Election-year uncertainty and a weak US economy combined with higher gasoline prices, airfare and hotel rates have not deterred American travelers this summer, and healthy demand should carry on into the fall months.
Even though summer does not officially end until September 21, the fall travel season starts this week and extends through mid-November when demand begins to rise in anticipation of a relatively early Thanksgiving (Thursday, November 22).

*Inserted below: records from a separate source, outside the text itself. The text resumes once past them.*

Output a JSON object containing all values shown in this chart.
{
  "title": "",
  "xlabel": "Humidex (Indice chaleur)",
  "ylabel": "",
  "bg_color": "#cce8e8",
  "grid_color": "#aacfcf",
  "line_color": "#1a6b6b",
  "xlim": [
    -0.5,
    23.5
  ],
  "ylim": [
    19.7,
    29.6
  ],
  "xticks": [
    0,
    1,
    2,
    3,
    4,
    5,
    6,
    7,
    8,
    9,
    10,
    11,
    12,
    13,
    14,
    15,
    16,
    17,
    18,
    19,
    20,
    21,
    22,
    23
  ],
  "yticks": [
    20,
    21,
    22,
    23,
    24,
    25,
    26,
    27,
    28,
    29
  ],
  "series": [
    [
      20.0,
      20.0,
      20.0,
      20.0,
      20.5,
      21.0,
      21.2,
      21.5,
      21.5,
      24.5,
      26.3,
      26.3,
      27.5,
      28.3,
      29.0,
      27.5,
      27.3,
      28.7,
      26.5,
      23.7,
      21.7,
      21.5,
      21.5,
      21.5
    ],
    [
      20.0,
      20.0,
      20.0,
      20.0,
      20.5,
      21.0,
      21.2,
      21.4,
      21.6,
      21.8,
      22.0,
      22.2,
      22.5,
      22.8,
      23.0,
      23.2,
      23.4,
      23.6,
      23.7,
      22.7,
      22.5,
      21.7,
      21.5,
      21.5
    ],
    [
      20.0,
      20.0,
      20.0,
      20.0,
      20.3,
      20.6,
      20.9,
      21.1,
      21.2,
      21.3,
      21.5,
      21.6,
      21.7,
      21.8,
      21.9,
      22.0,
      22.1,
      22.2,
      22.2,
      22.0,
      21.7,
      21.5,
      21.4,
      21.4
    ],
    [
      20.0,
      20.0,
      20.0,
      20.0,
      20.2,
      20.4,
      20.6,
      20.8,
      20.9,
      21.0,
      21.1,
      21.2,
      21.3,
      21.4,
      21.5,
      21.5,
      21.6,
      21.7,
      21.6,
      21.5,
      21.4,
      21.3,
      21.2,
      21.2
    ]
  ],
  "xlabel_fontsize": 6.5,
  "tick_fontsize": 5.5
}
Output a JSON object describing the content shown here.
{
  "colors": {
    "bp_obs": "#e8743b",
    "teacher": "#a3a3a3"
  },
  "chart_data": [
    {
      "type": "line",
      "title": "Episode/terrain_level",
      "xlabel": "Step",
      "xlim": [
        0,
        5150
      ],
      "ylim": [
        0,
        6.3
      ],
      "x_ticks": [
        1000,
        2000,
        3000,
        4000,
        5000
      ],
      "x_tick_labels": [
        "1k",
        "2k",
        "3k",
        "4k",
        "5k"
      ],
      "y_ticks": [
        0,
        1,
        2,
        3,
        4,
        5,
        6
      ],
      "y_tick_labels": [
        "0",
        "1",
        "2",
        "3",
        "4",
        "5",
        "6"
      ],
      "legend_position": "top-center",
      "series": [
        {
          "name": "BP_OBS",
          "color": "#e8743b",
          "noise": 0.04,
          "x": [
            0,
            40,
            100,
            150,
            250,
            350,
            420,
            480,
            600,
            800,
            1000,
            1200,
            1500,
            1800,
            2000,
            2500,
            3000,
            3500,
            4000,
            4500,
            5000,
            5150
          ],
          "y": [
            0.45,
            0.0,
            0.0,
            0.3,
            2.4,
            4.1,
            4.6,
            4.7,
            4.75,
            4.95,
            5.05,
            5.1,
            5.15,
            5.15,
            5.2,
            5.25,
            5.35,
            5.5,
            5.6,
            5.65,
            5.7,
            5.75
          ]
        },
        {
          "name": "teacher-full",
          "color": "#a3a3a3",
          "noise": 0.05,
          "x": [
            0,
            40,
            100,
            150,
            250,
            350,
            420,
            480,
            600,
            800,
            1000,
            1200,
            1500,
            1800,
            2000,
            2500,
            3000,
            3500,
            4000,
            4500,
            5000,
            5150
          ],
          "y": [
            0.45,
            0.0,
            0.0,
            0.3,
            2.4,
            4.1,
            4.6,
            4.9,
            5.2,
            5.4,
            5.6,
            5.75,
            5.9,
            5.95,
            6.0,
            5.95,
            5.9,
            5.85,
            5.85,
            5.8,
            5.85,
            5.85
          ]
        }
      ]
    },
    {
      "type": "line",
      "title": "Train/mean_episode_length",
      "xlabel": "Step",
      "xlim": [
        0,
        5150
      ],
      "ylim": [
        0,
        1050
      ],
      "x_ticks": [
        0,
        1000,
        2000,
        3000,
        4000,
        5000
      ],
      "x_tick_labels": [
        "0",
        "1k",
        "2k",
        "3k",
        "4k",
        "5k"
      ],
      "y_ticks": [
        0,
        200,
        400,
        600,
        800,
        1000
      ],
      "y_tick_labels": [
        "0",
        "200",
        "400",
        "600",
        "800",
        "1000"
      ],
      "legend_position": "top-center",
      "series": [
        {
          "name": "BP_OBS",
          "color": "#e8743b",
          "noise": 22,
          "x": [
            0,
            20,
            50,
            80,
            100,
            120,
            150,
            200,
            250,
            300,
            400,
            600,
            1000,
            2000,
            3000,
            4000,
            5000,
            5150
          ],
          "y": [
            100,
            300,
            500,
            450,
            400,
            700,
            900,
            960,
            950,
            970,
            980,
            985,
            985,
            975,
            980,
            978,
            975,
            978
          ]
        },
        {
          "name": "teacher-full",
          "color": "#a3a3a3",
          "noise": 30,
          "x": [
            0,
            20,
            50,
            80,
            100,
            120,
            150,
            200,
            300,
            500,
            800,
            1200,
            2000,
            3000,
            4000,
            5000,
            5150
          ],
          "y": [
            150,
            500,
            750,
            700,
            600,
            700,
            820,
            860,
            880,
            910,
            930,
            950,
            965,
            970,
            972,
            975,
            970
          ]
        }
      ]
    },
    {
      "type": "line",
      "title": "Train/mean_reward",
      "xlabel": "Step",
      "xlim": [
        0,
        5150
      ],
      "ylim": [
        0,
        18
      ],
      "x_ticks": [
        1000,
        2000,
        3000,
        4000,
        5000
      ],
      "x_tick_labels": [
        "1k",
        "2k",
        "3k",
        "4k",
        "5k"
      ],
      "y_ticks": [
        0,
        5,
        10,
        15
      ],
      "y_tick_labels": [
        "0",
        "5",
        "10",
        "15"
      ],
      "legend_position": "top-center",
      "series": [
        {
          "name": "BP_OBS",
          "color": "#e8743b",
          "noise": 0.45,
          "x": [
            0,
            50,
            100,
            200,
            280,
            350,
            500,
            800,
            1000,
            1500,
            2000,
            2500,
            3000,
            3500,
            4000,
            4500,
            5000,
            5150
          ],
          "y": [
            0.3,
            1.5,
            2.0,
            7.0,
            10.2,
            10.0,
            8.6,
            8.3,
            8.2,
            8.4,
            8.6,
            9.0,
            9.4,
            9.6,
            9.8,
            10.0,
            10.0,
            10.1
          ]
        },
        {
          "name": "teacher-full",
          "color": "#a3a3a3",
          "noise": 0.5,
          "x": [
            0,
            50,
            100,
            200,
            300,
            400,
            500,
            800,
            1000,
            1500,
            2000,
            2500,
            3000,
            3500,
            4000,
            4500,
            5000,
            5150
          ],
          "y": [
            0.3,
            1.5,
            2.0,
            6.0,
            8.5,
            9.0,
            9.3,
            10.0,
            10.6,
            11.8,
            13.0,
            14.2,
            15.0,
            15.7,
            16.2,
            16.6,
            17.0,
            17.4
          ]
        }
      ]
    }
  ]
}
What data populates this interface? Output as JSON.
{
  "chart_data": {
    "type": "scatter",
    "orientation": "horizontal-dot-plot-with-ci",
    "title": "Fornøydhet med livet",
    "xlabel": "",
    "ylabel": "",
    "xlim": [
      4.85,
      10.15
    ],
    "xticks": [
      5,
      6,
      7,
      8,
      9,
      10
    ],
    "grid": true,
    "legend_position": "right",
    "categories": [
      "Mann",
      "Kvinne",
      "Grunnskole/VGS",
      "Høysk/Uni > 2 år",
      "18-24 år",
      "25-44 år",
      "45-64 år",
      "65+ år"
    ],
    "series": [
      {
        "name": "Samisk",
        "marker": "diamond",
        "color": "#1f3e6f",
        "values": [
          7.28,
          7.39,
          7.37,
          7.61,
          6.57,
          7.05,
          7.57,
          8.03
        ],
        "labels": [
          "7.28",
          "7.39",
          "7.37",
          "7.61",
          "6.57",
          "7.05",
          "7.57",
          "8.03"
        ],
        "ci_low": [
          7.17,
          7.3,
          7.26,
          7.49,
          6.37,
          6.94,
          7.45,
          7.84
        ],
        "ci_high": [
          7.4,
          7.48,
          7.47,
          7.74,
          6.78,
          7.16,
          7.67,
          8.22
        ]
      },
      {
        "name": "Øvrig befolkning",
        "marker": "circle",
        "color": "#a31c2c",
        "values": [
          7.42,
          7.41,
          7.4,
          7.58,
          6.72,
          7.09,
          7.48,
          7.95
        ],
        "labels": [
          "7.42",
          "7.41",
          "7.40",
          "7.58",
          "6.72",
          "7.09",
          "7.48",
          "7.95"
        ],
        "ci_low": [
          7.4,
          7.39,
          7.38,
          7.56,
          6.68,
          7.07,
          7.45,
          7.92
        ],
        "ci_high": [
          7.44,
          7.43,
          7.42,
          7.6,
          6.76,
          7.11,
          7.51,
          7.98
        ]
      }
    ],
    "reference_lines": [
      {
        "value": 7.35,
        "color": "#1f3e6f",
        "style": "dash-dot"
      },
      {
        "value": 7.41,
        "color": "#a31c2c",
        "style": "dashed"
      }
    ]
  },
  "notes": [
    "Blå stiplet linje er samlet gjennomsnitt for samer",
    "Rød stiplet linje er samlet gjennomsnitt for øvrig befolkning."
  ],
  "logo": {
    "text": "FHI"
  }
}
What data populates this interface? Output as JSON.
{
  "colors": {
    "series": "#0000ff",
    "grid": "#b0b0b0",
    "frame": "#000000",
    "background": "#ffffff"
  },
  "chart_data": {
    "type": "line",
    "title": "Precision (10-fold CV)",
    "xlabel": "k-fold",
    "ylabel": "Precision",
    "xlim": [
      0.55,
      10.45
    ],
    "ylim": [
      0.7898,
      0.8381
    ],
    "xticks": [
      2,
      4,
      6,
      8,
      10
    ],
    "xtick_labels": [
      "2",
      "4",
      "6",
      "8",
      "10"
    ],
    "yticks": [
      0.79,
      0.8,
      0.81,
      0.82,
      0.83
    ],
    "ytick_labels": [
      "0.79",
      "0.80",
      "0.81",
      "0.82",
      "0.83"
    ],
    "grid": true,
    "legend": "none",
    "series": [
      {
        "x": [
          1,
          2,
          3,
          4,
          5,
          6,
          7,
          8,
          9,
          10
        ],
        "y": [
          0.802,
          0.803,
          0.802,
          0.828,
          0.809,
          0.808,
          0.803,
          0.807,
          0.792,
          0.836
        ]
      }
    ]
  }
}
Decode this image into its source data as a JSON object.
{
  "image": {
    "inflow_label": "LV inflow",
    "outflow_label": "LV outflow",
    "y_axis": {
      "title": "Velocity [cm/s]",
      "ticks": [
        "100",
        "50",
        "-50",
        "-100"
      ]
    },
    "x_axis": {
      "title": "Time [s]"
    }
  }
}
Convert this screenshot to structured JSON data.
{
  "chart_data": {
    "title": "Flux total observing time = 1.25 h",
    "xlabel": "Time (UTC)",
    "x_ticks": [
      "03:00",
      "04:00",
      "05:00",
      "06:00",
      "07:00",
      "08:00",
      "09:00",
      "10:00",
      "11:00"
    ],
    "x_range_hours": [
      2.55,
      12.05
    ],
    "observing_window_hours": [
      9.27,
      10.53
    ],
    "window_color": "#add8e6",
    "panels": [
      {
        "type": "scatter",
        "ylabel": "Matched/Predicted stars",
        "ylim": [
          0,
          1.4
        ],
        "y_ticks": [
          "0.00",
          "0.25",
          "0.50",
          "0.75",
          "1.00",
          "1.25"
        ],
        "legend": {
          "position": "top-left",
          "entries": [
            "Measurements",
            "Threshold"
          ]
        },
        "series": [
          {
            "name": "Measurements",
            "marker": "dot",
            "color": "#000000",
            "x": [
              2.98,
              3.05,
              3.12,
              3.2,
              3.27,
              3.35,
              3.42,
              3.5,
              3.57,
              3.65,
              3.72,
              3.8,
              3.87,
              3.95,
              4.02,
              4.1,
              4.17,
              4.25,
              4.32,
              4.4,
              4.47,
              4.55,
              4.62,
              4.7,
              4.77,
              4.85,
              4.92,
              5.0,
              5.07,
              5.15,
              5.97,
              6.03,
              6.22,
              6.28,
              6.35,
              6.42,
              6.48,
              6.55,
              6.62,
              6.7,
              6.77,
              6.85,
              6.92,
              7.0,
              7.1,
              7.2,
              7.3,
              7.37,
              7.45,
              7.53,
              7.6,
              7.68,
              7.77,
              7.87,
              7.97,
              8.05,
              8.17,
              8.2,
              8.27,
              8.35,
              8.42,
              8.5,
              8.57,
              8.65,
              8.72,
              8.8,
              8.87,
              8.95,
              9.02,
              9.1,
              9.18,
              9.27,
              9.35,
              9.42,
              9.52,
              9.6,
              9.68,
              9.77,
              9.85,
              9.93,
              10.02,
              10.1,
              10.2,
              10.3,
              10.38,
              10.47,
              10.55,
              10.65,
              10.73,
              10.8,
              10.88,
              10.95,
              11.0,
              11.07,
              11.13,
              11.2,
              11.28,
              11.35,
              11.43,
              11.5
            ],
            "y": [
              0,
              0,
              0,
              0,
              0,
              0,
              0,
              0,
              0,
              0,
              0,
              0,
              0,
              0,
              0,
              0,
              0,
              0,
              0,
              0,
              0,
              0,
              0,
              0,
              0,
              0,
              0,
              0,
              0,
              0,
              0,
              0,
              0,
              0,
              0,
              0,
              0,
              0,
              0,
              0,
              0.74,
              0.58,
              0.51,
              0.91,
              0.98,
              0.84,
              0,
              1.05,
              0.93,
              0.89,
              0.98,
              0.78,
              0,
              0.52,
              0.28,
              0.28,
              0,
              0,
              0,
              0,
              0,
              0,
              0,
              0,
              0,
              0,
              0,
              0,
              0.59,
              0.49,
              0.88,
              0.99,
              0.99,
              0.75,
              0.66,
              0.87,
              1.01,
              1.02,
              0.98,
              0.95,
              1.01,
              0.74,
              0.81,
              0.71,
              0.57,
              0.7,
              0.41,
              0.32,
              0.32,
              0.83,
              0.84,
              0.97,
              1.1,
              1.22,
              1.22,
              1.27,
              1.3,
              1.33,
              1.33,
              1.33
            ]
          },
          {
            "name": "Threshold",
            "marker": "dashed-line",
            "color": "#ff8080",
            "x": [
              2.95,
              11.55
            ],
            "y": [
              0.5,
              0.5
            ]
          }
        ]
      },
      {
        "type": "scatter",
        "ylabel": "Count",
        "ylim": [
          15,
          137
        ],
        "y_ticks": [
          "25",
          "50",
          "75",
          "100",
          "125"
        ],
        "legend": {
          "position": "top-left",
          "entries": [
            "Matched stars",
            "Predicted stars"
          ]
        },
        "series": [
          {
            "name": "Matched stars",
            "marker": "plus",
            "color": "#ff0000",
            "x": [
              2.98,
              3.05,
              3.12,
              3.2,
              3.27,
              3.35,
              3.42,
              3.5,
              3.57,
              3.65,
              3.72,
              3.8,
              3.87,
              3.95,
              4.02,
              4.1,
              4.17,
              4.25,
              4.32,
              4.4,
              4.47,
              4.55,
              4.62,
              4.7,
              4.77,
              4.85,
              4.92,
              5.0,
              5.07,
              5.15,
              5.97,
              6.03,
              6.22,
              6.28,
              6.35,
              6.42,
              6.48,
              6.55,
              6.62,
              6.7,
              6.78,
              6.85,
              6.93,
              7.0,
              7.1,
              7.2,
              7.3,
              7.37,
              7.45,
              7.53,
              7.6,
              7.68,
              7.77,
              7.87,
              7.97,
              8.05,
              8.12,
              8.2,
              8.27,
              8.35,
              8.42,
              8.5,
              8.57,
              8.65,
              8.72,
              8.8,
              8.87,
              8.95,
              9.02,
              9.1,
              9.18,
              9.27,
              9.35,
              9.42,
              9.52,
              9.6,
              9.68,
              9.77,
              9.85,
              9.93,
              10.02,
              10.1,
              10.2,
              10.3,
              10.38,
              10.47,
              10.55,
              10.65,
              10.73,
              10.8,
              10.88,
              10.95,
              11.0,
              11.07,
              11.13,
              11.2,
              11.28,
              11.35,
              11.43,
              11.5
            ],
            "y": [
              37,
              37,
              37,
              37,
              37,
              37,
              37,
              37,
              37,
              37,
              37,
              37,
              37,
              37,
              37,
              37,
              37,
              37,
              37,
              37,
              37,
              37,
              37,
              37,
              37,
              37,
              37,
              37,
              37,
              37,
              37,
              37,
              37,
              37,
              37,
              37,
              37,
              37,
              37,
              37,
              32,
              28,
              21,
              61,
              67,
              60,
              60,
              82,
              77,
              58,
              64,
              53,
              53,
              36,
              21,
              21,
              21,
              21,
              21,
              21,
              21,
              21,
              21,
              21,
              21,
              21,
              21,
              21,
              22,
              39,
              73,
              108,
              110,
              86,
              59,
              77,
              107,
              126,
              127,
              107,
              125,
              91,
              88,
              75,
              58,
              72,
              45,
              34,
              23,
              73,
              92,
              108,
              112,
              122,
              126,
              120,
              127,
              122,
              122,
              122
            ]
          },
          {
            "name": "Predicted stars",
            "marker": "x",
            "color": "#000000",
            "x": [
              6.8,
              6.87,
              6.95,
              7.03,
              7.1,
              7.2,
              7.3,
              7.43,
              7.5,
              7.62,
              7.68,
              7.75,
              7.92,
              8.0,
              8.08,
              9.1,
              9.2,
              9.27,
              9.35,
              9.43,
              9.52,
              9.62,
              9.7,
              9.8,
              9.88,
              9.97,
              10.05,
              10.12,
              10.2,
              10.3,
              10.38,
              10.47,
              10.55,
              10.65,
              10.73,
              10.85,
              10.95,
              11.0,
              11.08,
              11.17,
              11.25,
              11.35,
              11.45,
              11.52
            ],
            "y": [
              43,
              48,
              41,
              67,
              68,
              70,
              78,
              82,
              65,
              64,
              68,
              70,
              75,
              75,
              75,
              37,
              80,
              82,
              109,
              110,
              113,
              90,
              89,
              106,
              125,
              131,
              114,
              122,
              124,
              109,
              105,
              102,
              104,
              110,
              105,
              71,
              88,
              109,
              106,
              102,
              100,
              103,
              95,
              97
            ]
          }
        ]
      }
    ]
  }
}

Business travel “season” also starts this week as executives head back out on the road after summer breaks to visit clients they missed over the summer, or to attend meetings and conventions, which peak during the fall months. While there will likely be fewer visitors from economically embattled Europe, healthy demand in the US and Canada, as well as an influx of visitors from Asia are helping to counterbalance that decline.
Best Western is not a publicly held company, so it’s the only major hotel player (2,000 hotels in US) that releases valuable forward-looking data. Looking ahead, its advance bookings in the US and Canada for September, October and November are up 10% compared to this time last year. Advance bookings at airport hotels in North America, where guests tend to be predominately business travelers, are up 18%. Similarly, advance bookings at hotels located in intown areas are up 13%. (Disclosure: I write for Best Western’s youmustbetrippin.com blog)
Gasoline Prices: The recent spike in gasoline prices is having minimal impact on travel plans in the US. In early June, the average price of a gallon of gasoline was $3.52. It then dipped to a low of about $3.30 in early July. By the end of August, it had increased rather dramatically to $3.72 according to the US Energy Administration. However, the price jump at the pump did little to keep Americans off the road for Labor Day—according to AAA, travel volume over the long holiday weekend was 3% higher than last year—up to the highest level since the recession began in late 2007. As demand for gasoline declines during Autumn, prices will hopefully decline, too.
Airfare: As the price of a barrel of oil approaches $100 again, airlines are feeling the impact of rising fuel costs, and in August they raised fares across the board for the fifth time this year. However, during fall months, travel demand declines compared to peak summer travel season, so travelers can expect some relief from high fares in coming months. However, the days of broad across-the-board fares sales are long gone—so smart bargain-focused travelers need to keep their eyes peeled for sales of very short duration between specific markets instead. For example, Virgin America launched a two-day fare sale this week good for trips up until October 31– fares are quite good, i.e., less than $300 for transcon trips to NYC or DC. But they are not available on Sundays or Mondays.
In the second half of 2012, airlines will offer seven million fewer seats, and nearly 3% fewer departures than in 2011, according to The Boyd Group. These reductions in airline capacity (down some 11% since 2005), combined with steady demand on the part of consumers, means that airfares during peak holiday travel seasons (Thanksgiving, Christmas, New Years) should remain painfully high.
But as always, heavily discounted shoulder season fares in early November, early December or early January should be available for those with the flexibility to take advantage of them. Tip: If possible, schedule business trips to coincide with these dips in demand.
Hotel Prices: Due to steady demand, hotel prices are rising, but the increases are uneven across the US. For example, travelers can expect to see significantly higher rates in large coastal cities such as New York, Boston, Washington, San Francisco or Seattle—especially during the fall months when meeting and conventions peak. However, rates in smaller, interior cities have remained mostly flat, or even declined in some cases. This variation means that average rates should increase less than 5% this fall. Tip: During fall months, travel suppliers reach out to business travelers with special deals and bonuses tied to their loyalty programs—keep an eye on blogs like TravelSkills and program websites for the deals.
Rental Car Prices: Rental car prices have remained mostly flat in recent years, but that could begin to change. This is due to consolidation in the industry, with only three major players left—Avis/Budget, Hertz (which purchased Dollar/Thrifty in August for $2.3 billion) and Enterprise (which now owns Alamo and National brands). Additionally, with airlines cutting service to smaller towns, demand for rental cars will increase as business travelers fly to the nearest airport, and then rent cars to drive to their appointments in smaller towns.